Additionally, all problems now have outputs and solutions in the archive: https://ipsc.ksp.sk/archive

  • »
    »
    8 years ago, # ^ |
      Vote: I like it 0 Vote: I do not like it

    Sorry I didn’t have the chance to comment sooner, but the solution to T (Turning Gears) sounds overcomplicated. The final paragraph describes the whole solution, whereas the paragraphs preceding it just add more and more distraction. I understand everything written there, but it wasn’t an easy read—and the many various observations weren’t used in the solution. Moreover, you can simplify the solution even further: just compute the speed for each gear (along with its direction) during the graph search. Got a contradiction? There’s no rotation.
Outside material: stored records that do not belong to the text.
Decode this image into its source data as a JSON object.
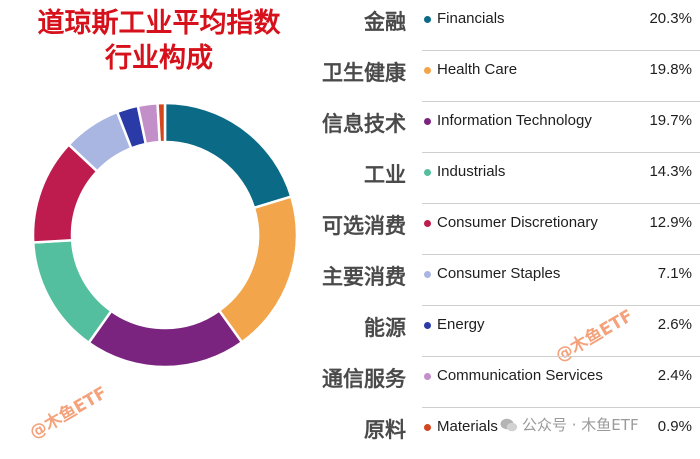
{
  "chart_data": {
    "type": "pie",
    "title_lines": [
      "道琼斯工业平均指数",
      "行业构成"
    ],
    "slices": [
      {
        "label_cn": "金融",
        "label": "Financials",
        "value": 20.3,
        "value_text": "20.3%",
        "color": "#0b6b86"
      },
      {
        "label_cn": "卫生健康",
        "label": "Health Care",
        "value": 19.8,
        "value_text": "19.8%",
        "color": "#f2a54a"
      },
      {
        "label_cn": "信息技术",
        "label": "Information Technology",
        "value": 19.7,
        "value_text": "19.7%",
        "color": "#7a237f"
      },
      {
        "label_cn": "工业",
        "label": "Industrials",
        "value": 14.3,
        "value_text": "14.3%",
        "color": "#54bf9e"
      },
      {
        "label_cn": "可选消费",
        "label": "Consumer Discretionary",
        "value": 12.9,
        "value_text": "12.9%",
        "color": "#be1c4e"
      },
      {
        "label_cn": "主要消费",
        "label": "Consumer Staples",
        "value": 7.1,
        "value_text": "7.1%",
        "color": "#aab6e2"
      },
      {
        "label_cn": "能源",
        "label": "Energy",
        "value": 2.6,
        "value_text": "2.6%",
        "color": "#2a3aa6"
      },
      {
        "label_cn": "通信服务",
        "label": "Communication Services",
        "value": 2.4,
        "value_text": "2.4%",
        "color": "#c38fc9"
      },
      {
        "label_cn": "原料",
        "label": "Materials",
        "value": 0.9,
        "value_text": "0.9%",
        "color": "#d3461e"
      }
    ]
  },
  "watermark": {
    "text": "@木鱼ETF",
    "footer": "公众号 · 木鱼ETF"
  }
}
Walked the whole graph without any contradiction? Output the computed speed for gear n. This immediately solves both T1 and T2.

    • »
      »
      »
      8 years ago, # ^ |
      Rev. 3   Vote: I like it +2 Vote: I do not like it

      The solution goes for a deeper understanding of what's going on. For example, it tries to explain that if there are no odd cycles, you will never encounter the situation where the gears get stuck because, for example, different wheels would try to push one particular wheel in the same direction but at different speeds.

      Sure, you don't need that, it's enough to implement what you described. But skipping the deeper understanding of a problem is not a good long-term strategy for you.

      (And by the way, what you simplified is not the actual implementation. Our implementation does not need to keep track of fractional speeds of the wheels between 1 and n. And if you use floats instead of fractions, there's one more point where your solution might fail, although I admit that in this particular case this is pretty unlikely.)

  • »
    »
    8 years ago, # ^ |
      Vote: I like it 0 Vote: I do not like it

    As for D (Dumb Clicking), I took the original JavaScript, unminified it on http://www.jsnice.org/ and modified it to generate the desired log for me. I didn’t have to query the canvas like the solution seems to say; I just had the reordering function fill in a {"color type": [center_x, center_y]} map.